HI, I reimplement BSRNN on last Friday and run an experiment on musdb18. After 19w steps(batch size 4 1 24GB gpu) I can get mean usdr 7.489 median 8.080 for vocals on musdb18(not hq) test set now. It's still improving and I think it could be better after more steps.

RamiMatar commented 1 year ago

did you follow the implementation from the link you provided, github.com/sungwon23/BSRNN…?

Also what do you mean by 19w steps?

By media do you mean personal data not from a dataset?

thanks for updating me! that sounds very promising.

deyituo commented 1 year ago

I make minor updates in this url, but the whole model architecture should be like the paper:

  1. the lstm t/k order is lstm_t_i lstm_k_i lstm_t_i+1 lstm_k_i+1, I think this part is not same as the paper: https://github.com/sungwon23/BSRNN/blob/main/module.py#L46-L60
  2. The band split scheme as V7(41 bands) in original paper: https://github.com/amanteur/BandSplitRNN-Pytorch/blob/main/src/model/modules/utils.py#L51
  3. I add a residual to the mask*x in the mask estimation module as http://arxiv.org/abs/2212.00406, but I think it's not the essential thing.

19w steps means 19 epoches, each epoch contains 10000 steps as original paper.

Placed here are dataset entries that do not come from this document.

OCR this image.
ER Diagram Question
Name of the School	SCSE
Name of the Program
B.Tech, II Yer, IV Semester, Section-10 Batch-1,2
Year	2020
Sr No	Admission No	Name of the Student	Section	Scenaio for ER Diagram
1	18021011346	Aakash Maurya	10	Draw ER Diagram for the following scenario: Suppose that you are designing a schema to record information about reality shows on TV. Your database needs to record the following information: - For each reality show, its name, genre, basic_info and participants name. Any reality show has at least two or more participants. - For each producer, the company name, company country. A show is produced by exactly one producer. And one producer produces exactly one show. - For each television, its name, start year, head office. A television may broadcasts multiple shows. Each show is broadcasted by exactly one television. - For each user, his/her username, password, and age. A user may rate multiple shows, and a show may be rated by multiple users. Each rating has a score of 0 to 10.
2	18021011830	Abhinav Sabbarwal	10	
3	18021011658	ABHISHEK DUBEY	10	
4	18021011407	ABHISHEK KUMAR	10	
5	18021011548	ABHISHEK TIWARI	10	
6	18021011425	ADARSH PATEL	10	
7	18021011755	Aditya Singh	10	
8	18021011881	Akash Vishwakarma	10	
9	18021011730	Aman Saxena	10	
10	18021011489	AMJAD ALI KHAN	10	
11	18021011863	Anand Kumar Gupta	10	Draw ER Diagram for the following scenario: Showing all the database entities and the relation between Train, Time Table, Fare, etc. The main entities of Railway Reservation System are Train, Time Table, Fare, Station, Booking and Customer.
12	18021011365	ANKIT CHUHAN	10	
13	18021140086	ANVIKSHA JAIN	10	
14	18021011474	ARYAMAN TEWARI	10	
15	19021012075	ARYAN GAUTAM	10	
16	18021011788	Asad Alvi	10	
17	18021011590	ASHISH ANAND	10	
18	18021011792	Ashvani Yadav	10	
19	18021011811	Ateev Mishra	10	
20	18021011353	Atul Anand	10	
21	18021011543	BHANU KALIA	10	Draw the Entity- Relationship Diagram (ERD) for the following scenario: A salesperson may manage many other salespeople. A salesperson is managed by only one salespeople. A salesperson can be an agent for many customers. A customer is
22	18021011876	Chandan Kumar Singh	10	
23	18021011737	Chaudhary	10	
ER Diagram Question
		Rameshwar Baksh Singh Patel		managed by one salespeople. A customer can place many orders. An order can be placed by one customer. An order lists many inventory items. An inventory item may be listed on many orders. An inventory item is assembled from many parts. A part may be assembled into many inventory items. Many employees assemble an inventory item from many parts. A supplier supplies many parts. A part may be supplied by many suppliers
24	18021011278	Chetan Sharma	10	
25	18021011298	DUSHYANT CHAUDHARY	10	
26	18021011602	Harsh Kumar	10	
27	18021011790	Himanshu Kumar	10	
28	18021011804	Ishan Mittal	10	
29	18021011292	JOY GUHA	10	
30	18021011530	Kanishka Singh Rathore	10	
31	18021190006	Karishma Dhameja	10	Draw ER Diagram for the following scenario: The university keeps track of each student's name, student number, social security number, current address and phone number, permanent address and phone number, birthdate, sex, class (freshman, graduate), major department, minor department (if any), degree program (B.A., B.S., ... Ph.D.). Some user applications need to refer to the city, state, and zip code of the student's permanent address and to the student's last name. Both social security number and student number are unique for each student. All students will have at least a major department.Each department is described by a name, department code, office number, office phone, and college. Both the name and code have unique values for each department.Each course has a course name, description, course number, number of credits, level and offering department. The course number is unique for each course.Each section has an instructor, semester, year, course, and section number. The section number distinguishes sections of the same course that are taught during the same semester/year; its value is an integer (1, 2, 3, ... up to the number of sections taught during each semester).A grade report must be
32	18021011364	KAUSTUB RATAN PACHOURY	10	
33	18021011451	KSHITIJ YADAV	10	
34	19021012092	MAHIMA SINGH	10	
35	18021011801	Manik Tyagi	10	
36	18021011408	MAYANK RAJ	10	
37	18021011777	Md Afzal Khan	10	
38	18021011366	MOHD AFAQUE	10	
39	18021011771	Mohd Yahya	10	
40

I think smaller batch size of gpus needs more steps, em...

Median is just the median sdr of all test songs, last old days some paper report this metric, but nowadays use mean sdr(usdr).

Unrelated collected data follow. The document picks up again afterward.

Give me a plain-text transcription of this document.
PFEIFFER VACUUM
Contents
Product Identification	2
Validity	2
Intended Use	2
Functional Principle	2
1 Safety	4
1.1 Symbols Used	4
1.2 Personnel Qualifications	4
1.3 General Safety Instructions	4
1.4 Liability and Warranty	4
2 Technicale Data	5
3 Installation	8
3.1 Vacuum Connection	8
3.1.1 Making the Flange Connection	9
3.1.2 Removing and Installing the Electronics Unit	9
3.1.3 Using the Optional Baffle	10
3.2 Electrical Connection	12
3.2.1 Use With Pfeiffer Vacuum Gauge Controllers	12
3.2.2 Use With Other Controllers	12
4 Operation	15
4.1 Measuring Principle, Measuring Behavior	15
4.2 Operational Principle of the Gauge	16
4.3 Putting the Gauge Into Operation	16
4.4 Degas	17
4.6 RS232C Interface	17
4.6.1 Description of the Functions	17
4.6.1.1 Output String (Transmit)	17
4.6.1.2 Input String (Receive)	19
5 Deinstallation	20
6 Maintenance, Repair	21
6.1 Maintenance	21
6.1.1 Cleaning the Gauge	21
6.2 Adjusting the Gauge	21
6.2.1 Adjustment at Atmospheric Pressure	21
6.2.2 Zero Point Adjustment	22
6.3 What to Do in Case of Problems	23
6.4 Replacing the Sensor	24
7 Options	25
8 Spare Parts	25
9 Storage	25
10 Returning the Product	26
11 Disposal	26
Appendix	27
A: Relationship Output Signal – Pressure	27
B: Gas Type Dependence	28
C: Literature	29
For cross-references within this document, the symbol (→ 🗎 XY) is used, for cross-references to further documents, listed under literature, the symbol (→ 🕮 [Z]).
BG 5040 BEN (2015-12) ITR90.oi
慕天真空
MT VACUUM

deyituo commented 1 year ago

I think the original paper should give more details about layernorm and groupnorm's config, which makes it confusing to deal with dimensions N, K, T.

BSRNN in speech enhancement task(http://arxiv.org/abs/2212.00406) uses layernorm for onffine(nonstream) and batchnorm for online(stream) task., Maybe batchnorm is ok, emm...

deyituo commented 1 year ago

This project contains a implementation:

https://github.com/aim-qmul/sdx23-aimless